La femme -petit bout de- se trouve ici, et semble s'y être rendue un peu par hasard, posée sur un coin de chaise, les yeux bleus, durs et froids, perdus dans le néant. Perdus dans le blanc du chaos qui l'entoure, perdus dans cette masse. Elle fait tâche. Une tâche colorée, une perle dans la nuée. Ses boucles coulent et se perdent, cachent ses yeux, ces longues mèches dorées filent et défilent le cours des pensées. Tous autour se retrouvent ainsi pendus à ses lèvres. Tous autour ainsi attendent le bout de ses mots, la fin de ses phrases enfin. Elle respire la volupté, et la rondeur de ses mots aspire la finesse de ses traits, ses mots boivent l'ambiance vidée de la salle autour, les autres visages mornes, figés. Une journée de septembre, morne.
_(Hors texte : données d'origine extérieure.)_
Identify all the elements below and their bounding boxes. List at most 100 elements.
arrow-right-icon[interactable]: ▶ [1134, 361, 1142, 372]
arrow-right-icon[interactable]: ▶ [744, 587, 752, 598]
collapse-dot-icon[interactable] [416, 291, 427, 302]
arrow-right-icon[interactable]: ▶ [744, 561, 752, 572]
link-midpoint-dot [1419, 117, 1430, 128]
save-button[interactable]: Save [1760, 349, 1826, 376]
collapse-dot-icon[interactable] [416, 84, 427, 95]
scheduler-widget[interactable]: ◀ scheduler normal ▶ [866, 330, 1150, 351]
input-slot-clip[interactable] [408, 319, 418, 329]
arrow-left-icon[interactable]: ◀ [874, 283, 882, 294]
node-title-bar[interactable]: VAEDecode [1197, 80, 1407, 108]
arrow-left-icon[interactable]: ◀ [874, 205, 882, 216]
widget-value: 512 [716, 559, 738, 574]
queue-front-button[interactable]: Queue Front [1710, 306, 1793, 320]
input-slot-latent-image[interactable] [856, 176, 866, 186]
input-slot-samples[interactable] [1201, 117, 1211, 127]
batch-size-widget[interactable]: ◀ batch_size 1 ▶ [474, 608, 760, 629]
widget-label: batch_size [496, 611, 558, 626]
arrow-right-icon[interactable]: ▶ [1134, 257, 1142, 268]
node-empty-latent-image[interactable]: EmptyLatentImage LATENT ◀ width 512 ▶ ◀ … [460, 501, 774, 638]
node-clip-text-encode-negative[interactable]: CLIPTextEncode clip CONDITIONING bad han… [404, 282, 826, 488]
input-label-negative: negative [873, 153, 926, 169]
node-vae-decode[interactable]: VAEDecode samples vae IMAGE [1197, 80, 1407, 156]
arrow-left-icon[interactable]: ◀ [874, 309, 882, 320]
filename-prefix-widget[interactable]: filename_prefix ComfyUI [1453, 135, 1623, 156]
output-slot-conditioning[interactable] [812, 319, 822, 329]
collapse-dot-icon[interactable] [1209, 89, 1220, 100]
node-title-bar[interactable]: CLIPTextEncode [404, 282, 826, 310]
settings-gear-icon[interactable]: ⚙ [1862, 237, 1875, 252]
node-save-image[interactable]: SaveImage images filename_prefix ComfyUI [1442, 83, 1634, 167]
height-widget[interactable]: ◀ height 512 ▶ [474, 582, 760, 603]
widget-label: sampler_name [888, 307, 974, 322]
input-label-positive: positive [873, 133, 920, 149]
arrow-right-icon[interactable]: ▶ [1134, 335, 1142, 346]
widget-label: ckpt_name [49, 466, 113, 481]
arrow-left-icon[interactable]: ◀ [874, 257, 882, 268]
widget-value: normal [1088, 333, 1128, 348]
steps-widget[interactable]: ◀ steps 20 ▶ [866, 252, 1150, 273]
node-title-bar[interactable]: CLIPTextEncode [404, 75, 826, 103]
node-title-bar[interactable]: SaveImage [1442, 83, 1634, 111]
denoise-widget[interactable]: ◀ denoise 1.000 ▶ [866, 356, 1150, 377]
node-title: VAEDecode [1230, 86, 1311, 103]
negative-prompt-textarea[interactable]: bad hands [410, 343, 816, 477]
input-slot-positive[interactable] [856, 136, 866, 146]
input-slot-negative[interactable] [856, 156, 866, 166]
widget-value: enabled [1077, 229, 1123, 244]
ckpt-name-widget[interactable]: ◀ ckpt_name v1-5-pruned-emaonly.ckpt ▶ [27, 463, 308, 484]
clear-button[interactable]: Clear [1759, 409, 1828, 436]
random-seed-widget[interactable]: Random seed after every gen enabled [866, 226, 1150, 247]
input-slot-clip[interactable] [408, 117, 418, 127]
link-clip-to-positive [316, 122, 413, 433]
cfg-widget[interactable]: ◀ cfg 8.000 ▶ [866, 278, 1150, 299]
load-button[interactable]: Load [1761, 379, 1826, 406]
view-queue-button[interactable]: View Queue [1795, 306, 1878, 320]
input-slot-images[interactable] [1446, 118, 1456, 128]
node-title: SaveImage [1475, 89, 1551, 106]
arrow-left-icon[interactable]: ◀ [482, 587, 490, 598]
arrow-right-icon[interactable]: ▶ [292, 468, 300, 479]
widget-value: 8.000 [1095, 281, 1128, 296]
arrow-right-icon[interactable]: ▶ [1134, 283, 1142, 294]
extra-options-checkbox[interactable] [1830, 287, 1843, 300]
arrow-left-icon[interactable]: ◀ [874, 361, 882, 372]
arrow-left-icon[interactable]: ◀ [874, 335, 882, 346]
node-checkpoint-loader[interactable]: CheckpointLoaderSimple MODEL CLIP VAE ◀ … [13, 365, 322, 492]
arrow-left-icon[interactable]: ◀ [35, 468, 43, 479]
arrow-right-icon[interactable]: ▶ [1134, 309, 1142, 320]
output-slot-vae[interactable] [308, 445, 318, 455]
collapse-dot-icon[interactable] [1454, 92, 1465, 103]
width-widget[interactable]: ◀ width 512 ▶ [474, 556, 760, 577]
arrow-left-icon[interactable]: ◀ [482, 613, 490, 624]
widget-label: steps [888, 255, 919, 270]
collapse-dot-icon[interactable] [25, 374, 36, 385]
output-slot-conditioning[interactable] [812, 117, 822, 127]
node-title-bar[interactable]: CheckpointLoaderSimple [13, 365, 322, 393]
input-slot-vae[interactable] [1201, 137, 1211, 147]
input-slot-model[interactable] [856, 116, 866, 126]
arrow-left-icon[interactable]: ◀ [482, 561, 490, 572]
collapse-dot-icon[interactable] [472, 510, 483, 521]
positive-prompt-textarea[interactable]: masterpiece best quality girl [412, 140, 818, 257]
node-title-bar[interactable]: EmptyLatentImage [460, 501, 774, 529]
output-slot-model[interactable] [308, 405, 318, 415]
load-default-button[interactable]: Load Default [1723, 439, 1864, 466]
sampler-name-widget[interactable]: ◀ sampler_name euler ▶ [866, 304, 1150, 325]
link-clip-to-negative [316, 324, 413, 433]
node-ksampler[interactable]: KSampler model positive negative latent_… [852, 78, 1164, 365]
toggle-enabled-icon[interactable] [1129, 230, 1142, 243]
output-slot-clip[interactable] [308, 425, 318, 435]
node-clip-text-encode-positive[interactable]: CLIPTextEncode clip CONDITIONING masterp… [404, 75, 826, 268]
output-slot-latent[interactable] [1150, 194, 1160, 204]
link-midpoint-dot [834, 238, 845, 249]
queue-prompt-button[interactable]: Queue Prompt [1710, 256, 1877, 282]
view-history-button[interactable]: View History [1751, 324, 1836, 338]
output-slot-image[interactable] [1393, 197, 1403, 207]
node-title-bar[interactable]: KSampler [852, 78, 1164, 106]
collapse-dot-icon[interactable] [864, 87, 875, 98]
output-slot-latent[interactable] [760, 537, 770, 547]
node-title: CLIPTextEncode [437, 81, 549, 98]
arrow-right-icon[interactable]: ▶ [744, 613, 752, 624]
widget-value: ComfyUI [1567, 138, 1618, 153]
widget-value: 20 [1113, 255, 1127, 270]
Et la somptuosité de ses lèvres douces, roses, charnues, ces grains de beauté qui la dévorent, qui savourent ses joues rosées par l'air frais de cette matinée. Petit bout de est tellement . . . elle. Sous le bout de son nez elle réfugie mille secrets, elle ne dévoile rien, Petit bout de. Elle a placé, entre elle et le monde entier, cette barrière imaginaire qui les empêche de l'approcher, d'oser poser leurs doigts sur la peau douce de sa nuque, prétendre au goût d'un de ses baisers. Peur de la blesser par un toucher, une caresse, une main impure, peur de la détruire un peu, de ne plus entrevoir encore cette couleur, cette chaleur sucrée qu'elle dégage. Alors on l'admire seulement. Jusqu'à son nom qui sonne léger de sa bouche, qui sonne étranger. Elle le décompose un peu, comme un ange, elle les toise un peu, mais pourtant c'est évident. Il suffit de … Il suffit de m'aimer pour comprendre un peu, pour tenter de me parler. Et vous n'êtes que… fascinés. Vous m'idolâtrez, je vois bien vos grands yeux ébahis, bleus, verts ou marrons, vous ne savez vraiment pas quoi faire. Et je reste seule ici, dans ma si belle somptuosité, dans ma seule solitude.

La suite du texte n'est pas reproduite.